Témoin Commolet que l'Estoile lui-même nous montre en 1594 recommandant en chaire la personne « du Roy notre Sire », voulant, disait-il, pour la France << un Roy naturel, pas Espagnol »; si zélé pour les intérêts d'Henri IV que le cardinal d'Ossat, au nom de Clément VIII, le citait au roi comme un argument vivant pour l'empêcher d'exécuter contre les Jésuites les arrêts du Parlement (1).

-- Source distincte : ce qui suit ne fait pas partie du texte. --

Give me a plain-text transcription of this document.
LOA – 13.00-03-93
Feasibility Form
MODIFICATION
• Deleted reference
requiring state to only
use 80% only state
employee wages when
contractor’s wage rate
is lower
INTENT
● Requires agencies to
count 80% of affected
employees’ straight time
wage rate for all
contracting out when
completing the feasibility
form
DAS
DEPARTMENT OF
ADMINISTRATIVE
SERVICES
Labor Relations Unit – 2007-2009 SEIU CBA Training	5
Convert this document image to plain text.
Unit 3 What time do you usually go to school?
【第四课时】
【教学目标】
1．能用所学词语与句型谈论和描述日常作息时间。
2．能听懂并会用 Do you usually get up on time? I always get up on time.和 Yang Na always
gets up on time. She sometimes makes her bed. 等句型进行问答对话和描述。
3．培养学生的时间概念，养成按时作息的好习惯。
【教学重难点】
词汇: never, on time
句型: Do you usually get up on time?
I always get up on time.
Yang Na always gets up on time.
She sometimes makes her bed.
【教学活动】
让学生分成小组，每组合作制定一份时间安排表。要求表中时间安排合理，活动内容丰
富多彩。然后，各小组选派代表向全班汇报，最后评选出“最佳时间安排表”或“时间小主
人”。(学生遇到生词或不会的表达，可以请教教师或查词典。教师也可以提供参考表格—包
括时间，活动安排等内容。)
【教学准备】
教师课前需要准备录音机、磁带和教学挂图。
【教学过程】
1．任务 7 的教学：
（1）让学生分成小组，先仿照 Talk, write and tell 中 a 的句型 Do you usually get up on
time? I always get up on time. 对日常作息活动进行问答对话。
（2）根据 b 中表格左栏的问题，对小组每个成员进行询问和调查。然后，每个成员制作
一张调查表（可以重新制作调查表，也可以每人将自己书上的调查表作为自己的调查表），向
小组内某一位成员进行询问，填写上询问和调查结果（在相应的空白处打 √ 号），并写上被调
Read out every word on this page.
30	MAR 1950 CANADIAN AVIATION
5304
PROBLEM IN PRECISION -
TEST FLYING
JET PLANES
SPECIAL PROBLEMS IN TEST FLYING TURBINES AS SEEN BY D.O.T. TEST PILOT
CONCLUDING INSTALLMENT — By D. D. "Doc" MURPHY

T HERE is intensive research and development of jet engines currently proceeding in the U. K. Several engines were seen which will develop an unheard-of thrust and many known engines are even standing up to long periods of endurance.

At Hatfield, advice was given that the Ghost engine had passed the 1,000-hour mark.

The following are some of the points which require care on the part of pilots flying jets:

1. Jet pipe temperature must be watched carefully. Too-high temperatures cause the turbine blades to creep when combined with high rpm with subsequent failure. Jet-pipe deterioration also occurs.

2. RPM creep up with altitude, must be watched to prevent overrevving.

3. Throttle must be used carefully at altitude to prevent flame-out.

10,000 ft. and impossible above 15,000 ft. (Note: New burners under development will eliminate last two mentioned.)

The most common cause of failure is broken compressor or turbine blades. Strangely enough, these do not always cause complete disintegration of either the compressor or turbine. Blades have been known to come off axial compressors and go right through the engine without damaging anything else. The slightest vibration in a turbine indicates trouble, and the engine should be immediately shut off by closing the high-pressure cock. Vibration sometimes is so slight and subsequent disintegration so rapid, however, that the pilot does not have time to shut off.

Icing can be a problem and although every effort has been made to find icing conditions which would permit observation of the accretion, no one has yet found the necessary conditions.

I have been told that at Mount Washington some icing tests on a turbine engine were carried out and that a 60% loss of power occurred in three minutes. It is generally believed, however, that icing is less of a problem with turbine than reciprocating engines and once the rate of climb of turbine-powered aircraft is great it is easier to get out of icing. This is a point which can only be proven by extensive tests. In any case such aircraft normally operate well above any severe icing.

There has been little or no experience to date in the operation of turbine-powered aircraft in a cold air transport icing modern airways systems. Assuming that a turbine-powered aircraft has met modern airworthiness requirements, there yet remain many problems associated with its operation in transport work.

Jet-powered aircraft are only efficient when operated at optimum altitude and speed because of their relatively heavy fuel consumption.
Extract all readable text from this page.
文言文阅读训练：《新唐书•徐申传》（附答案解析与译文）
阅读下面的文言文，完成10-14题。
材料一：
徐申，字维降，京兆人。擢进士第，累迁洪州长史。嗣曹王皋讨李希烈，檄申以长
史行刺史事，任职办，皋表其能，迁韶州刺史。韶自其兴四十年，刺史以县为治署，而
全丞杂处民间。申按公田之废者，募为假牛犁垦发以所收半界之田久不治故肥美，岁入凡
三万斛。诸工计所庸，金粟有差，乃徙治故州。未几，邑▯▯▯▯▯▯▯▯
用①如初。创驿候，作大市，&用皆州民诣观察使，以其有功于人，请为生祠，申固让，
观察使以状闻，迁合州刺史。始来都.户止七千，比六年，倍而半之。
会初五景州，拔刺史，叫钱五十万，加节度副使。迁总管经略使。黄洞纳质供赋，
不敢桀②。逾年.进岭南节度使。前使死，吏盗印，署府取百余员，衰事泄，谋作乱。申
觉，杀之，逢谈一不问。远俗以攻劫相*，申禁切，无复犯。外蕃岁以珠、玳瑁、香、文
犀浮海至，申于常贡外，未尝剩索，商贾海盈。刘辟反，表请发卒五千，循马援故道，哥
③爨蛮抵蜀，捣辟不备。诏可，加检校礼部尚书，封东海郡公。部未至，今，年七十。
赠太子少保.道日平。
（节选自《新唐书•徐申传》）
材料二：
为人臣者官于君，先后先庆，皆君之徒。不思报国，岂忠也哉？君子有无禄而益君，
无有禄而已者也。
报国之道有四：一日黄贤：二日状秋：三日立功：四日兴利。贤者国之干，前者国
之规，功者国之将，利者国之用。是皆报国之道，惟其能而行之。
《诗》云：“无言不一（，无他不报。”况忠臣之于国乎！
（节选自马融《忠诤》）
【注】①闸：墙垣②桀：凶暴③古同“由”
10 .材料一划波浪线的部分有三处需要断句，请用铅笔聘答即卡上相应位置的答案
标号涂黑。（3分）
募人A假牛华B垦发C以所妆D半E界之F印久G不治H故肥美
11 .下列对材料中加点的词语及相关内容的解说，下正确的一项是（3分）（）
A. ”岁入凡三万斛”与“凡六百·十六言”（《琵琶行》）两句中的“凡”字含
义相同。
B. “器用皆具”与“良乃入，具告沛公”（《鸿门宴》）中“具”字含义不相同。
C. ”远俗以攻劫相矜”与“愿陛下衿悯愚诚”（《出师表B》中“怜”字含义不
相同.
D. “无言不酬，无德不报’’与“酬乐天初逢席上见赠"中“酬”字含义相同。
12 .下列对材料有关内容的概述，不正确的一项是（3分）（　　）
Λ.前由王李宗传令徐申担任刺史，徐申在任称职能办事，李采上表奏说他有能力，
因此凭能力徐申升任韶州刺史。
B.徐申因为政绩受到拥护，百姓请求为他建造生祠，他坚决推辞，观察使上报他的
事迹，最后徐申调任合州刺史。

Il est vrai que les Jésuites n'allèrent pas se précipiter aux genoux d'Henri IV, dès que, catholique et vainqueur, il fut entré dans Paris. Ils laissèrent à d'autres plus compromis qu'eux cet empressement de mauvais aloi. Rome alors se réservait : c'était à elle de dire le dernier mot, et ce dernier mot, l'absolution, elle hésitait, elle répugnait même à le prononcer. Tous les religieux, les Jésuites comme les autres, attendaient. Mais ils faisaient mieux que de protester au roi de leur dévouement tout frais et tout neuf, ils agissaient auprès

(1) Dupleix, Hist. de Henri le Grand, p. 191. Lettre du cardinal d'Ossat, 16 février 1595. L'Estoile, édit., Michaud, p. 156, 175, 180, 230.